Demolition compromised (blue remains)
This "compromise" is better than the initially sought full demolition, but it ignores much of the findings of the State's own historic agency, namely the value of assembly as a whole. The  MHT eligibility document is quite clear about the value of the ensemble in its summary :
Considered as a whole, the Maryland Penitentiary complex maintains sufficient integrity of Location, Design, Setting, Materials, Workmanship, Feeling, and Association needed to convey significance within the context of late nineteenth and early twentieth-century incarceration and prison design. The six contributing structures all retain important character-defining exterior features. Integrity of Design, Materials, and Workmanship are retained through the presence of original stone masonry, arched window forms, towers and crenellation of rooflines, and elements, such as clustered columns, foliate capitals, and ornate moldings, that are specifically associated with the Romanesque Revival style and the architecture of the late Victorian period. Integrity of Design is further enhanced by the retention of much of the basic layout of the complex and the historic spatial relationships between the buildings.
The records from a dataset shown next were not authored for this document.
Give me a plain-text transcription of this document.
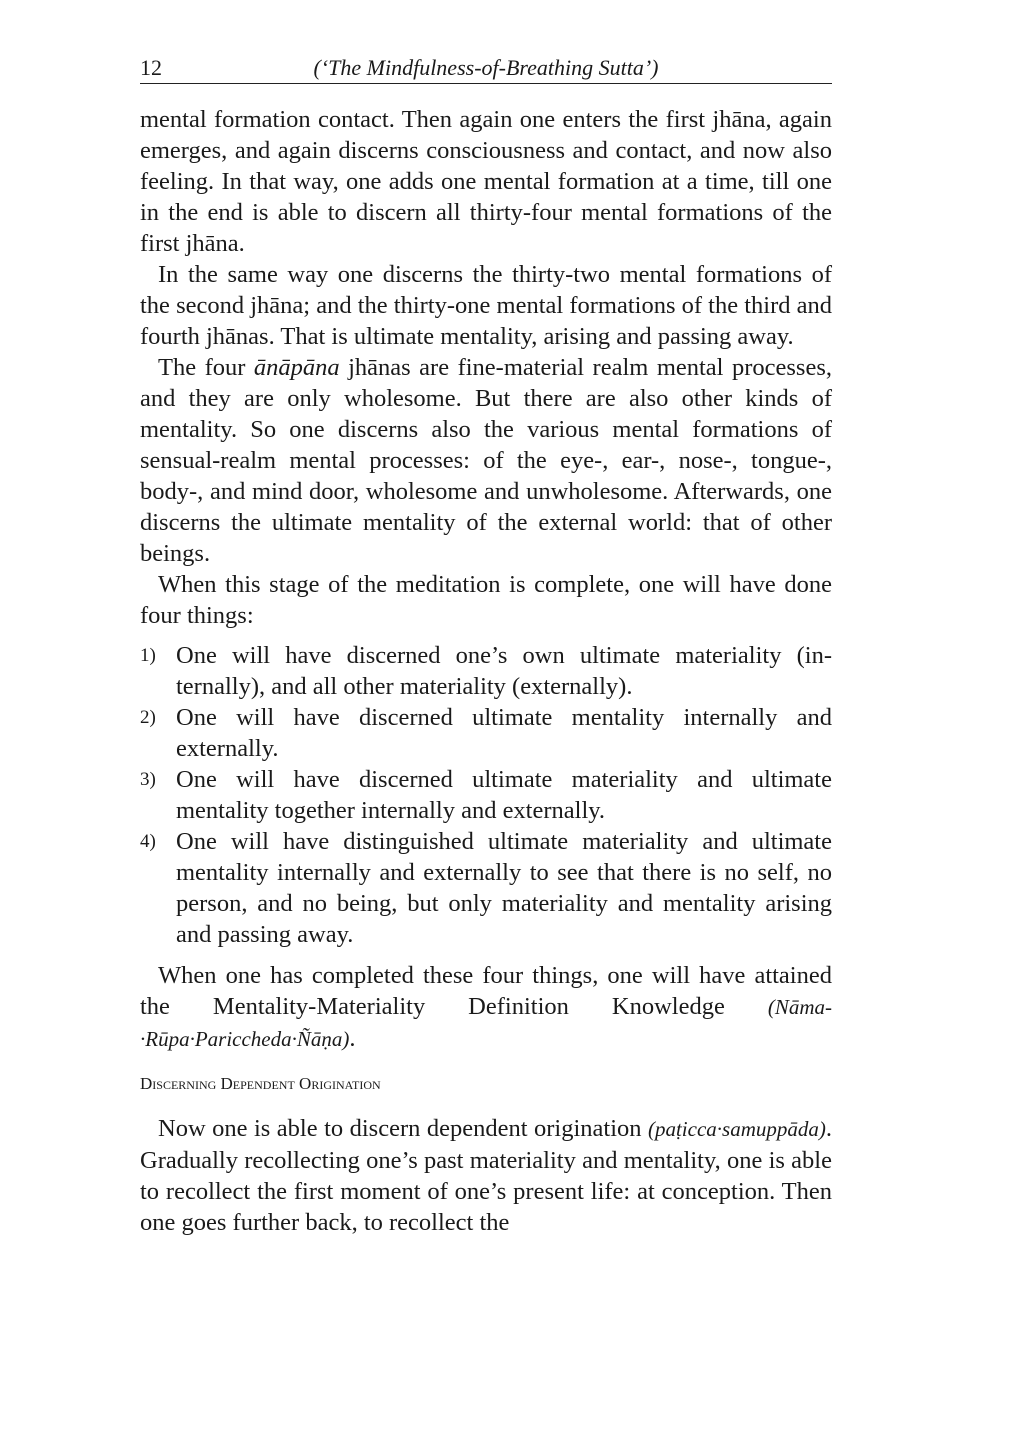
12	(‘The Mindfulness-of-Breathing Sutta’)

mental formation contact. Then again one enters the first jhāna, again emerges, and again discerns consciousness and contact, and now also feeling. In that way, one adds one mental formation at a time, till one in the end is able to discern all thirty-four mental formations of the first jhāna.

In the same way one discerns the thirty-two mental formations of the second jhāna; and the thirty-one mental formations of the third and fourth jhānas. That is ultimate mentality, arising and passing away.

The four ānāpāna jhānas are fine-material realm mental processes, and they are only wholesome. But there are also other kinds of mentality. So one discerns also the various mental formations of sensual-realm mental processes: of the eye-, ear-, nose-, tongue-, body-, and mind door, wholesome and unwholesome. Afterwards, one discerns the ultimate mentality of the external world: that of other beings.

When this stage of the meditation is complete, one will have done four things:

1) One will have discerned one’s own ultimate materiality (internally), and all other materiality (externally).
2) One will have discerned ultimate mentality internally and externally.
3) One will have discerned ultimate materiality and ultimate mentality together internally and externally.
4) One will have distinguished ultimate materiality and ultimate mentality internally and externally to see that there is no self, no person, and no being, but only materiality and mentality arising and passing away.

When one has completed these four things, one will have attained the Mentality-Materiality Definition Knowledge (Nāma-·Rūpa·Pariccheda·Ñāṇa).

Discerning Dependent Origination

Now one is able to discern dependent origination (paṭicca·samuppāda). Gradually recollecting one’s past materiality and mentality, one is able to recollect the first moment of one’s present life: at conception. Then one goes further back, to recollect the
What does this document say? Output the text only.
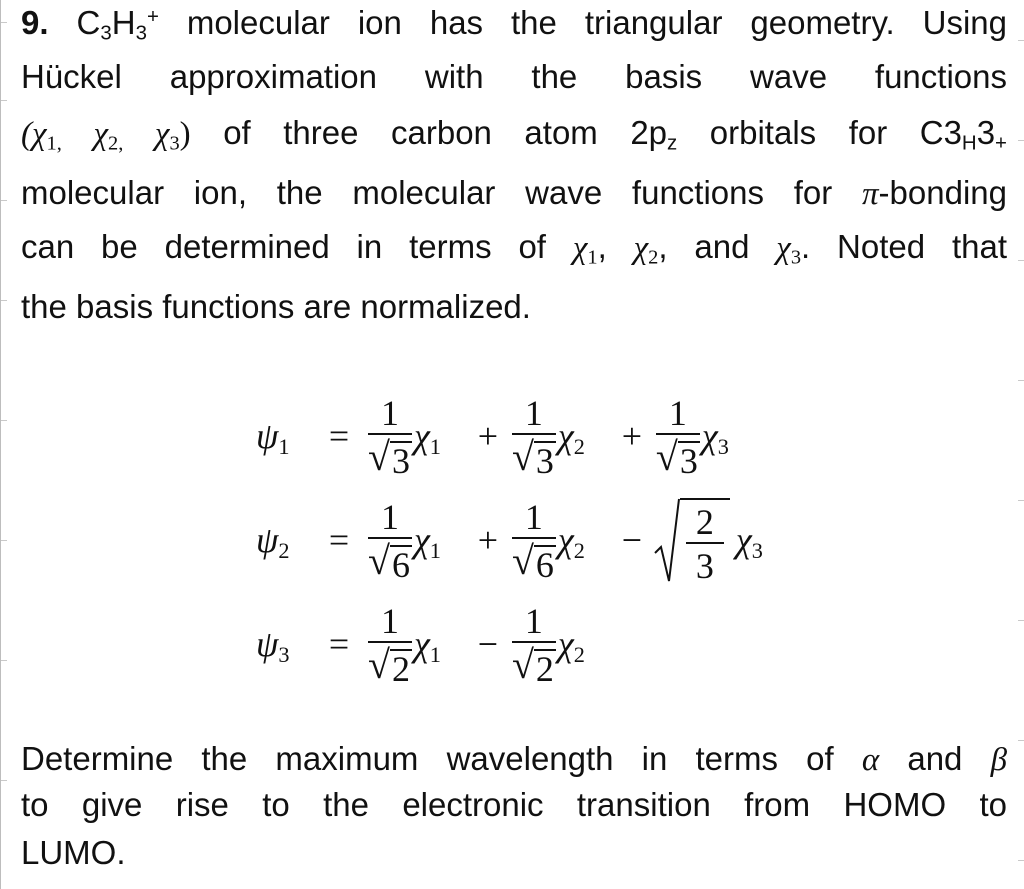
9. $C_3H_3^+$ molecular ion has the triangular geometry. Using
Hückel approximation with the basis wave functions
($\chi_{1,}$ $\chi_{2,}$ $\chi_3$) of three carbon atom $2p_z$ orbitals for $C3_H3_+$
molecular ion, the molecular wave functions for π-bonding
can be determined in terms of $\chi_1$, $\chi_2$, and $\chi_3$. Noted that
the basis functions are normalized.
$\psi_1$	= $\frac{1}{√ 3} \chi_1$	+ $\frac{1}{√ 3} \chi_2$	+ $\frac{1}{√ 3} \chi_3$
$\psi_2$	= $\frac{1}{√ 6} \chi_1$	+ $\frac{1}{√ 6} \chi_2$	−	$\frac{2}{3} \chi_3$
$\psi_3$	= $\frac{1}{√ 2} \chi_1$	− $\frac{1}{√ 2} \chi_2$
Determine the maximum wavelength in terms of α and β
to give rise to the electronic transition from HOMO to
LUMO.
The photo illustrates the massive scale of the construction
(Photo Philipsen)
Note that in the MOU DPSCS still maintains the option to demolish the landmarked Warden House ("Castle") in the future.

So, how is it possible that the Correctional folks can plow forward with demolition of history in spite of  all those findings? The answer is that local laws mean nothing to the State. Local historic district rules and local landmarks can safely be ignored by the State. National Register District eligibility has no teeth at all, it only allows for benefits such as historic tax credits. Thus, MHT had no choice but to agree "that the fulfillment of the terms of this MOA will satisfy the responsibilities of any Maryland state agency under the requirements of the Maryland Historical Trust Act of 1985".
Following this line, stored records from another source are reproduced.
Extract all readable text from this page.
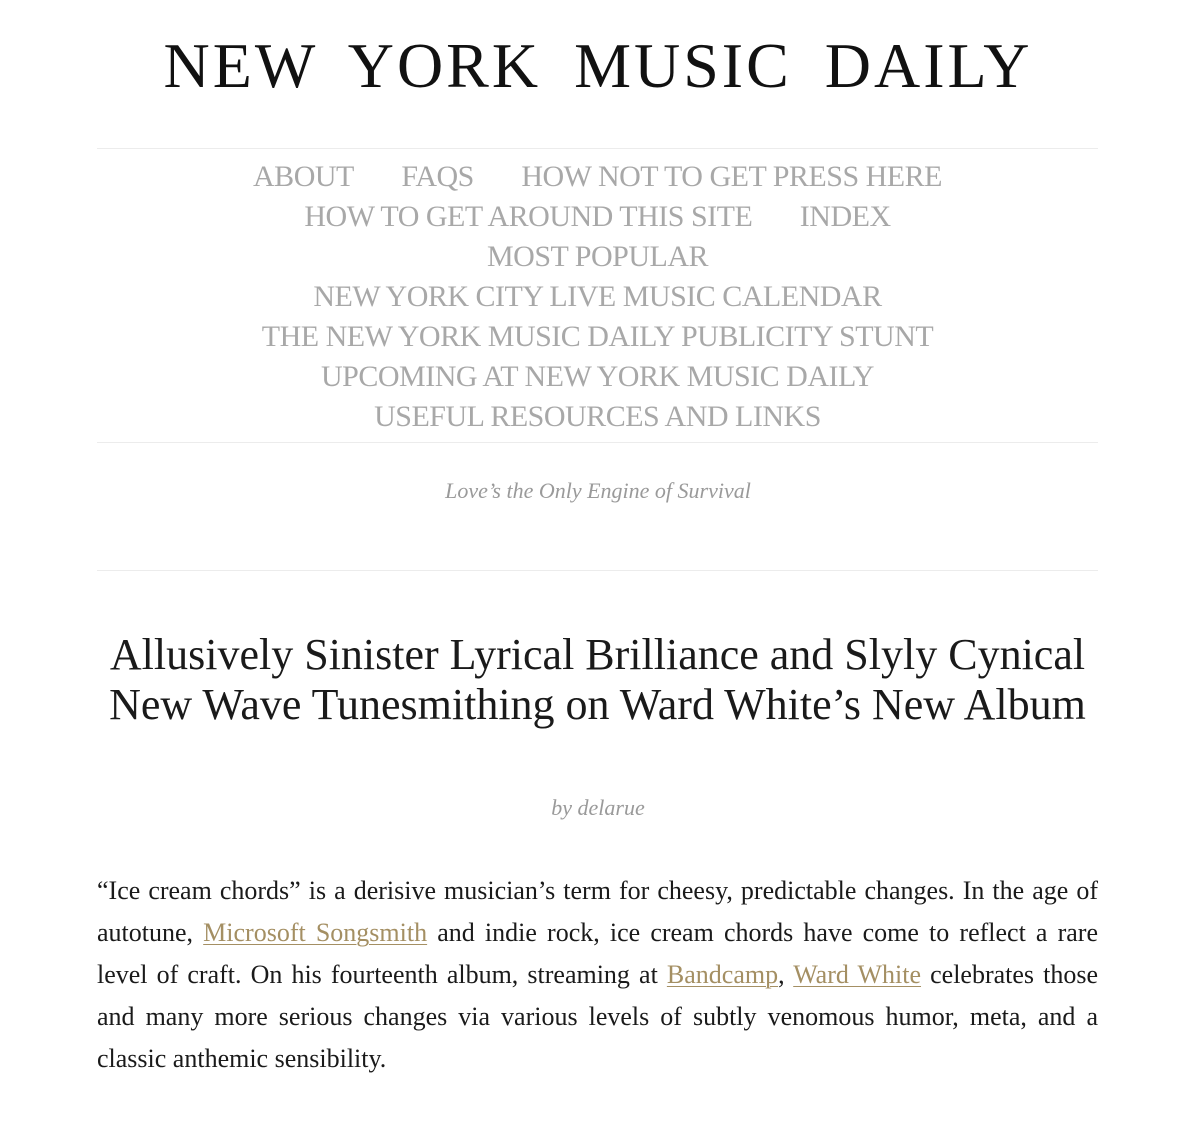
NEW YORK MUSIC DAILY
ABOUT FAQS HOW NOT TO GET PRESS HERE
HOW TO GET AROUND THIS SITE INDEX
MOST POPULAR
NEW YORK CITY LIVE MUSIC CALENDAR
THE NEW YORK MUSIC DAILY PUBLICITY STUNT
UPCOMING AT NEW YORK MUSIC DAILY
USEFUL RESOURCES AND LINKS
Love’s the Only Engine of Survival
Allusively Sinister Lyrical Brilliance and Slyly Cynical New Wave Tunesmithing on Ward White’s New Album
by delarue

“Ice cream chords” is a derisive musician’s term for cheesy, predictable changes. In the age of autotune, Microsoft Songsmith and indie rock, ice cream chords have come to reflect a rare level of craft. On his fourteenth album, streaming at Bandcamp, Ward White celebrates those and many more serious changes via various levels of subtly venomous humor, meta, and a classic anthemic sensibility.
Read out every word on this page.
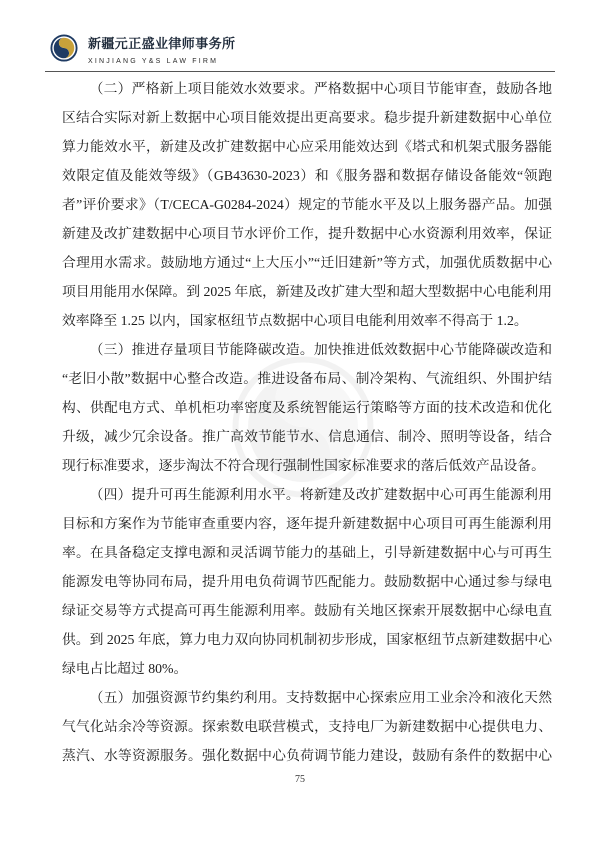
新疆元正盛业律师事务所
XINJIANG Y&S LAW FIRM
（二）严格新上项目能效水效要求。严格数据中心项目节能审查，鼓励各地
区结合实际对新上数据中心项目能效提出更高要求。稳步提升新建数据中心单位
算力能效水平，新建及改扩建数据中心应采用能效达到《塔式和机架式服务器能
效限定值及能效等级》（GB43630-2023）和《服务器和数据存储设备能效“领跑
者”评价要求》（T/CECA-G0284-2024）规定的节能水平及以上服务器产品。加强
新建及改扩建数据中心项目节水评价工作，提升数据中心水资源利用效率，保证
合理用水需求。鼓励地方通过“上大压小”“迁旧建新”等方式，加强优质数据中心
项目用能用水保障。到 2025 年底，新建及改扩建大型和超大型数据中心电能利用
效率降至 1.25 以内，国家枢纽节点数据中心项目电能利用效率不得高于 1.2。
（三）推进存量项目节能降碳改造。加快推进低效数据中心节能降碳改造和
“老旧小散”数据中心整合改造。推进设备布局、制冷架构、气流组织、外围护结
构、供配电方式、单机柜功率密度及系统智能运行策略等方面的技术改造和优化
升级，减少冗余设备。推广高效节能节水、信息通信、制冷、照明等设备，结合
现行标准要求，逐步淘汰不符合现行强制性国家标准要求的落后低效产品设备。
（四）提升可再生能源利用水平。将新建及改扩建数据中心可再生能源利用
目标和方案作为节能审查重要内容，逐年提升新建数据中心项目可再生能源利用
率。在具备稳定支撑电源和灵活调节能力的基础上，引导新建数据中心与可再生
能源发电等协同布局，提升用电负荷调节匹配能力。鼓励数据中心通过参与绿电
绿证交易等方式提高可再生能源利用率。鼓励有关地区探索开展数据中心绿电直
供。到 2025 年底，算力电力双向协同机制初步形成，国家枢纽节点新建数据中心
绿电占比超过 80%。
（五）加强资源节约集约利用。支持数据中心探索应用工业余冷和液化天然
气气化站余冷等资源。探索数电联营模式，支持电厂为新建数据中心提供电力、
蒸汽、水等资源服务。强化数据中心负荷调节能力建设，鼓励有条件的数据中心
75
The "consulting parties" included AIA Baltimore, Preservation Maryland, Baltimore Heritage and representatives from CHAP. All tell me that there is no legal recourse against what the State plans to do.

It is sad to see structures that stood for over a century disappear only because the current administration wants to see them go for the possible day when money for a new jail may be available. Those structures could stand another 100 years until Baltimore City has sorted itself out, the elevated JFX has been removed, the Jones Falls been day-lit again and the monumental jail structures could be part of a farmers market, a climbing gym or a maker space or something we just haven't imagined yet.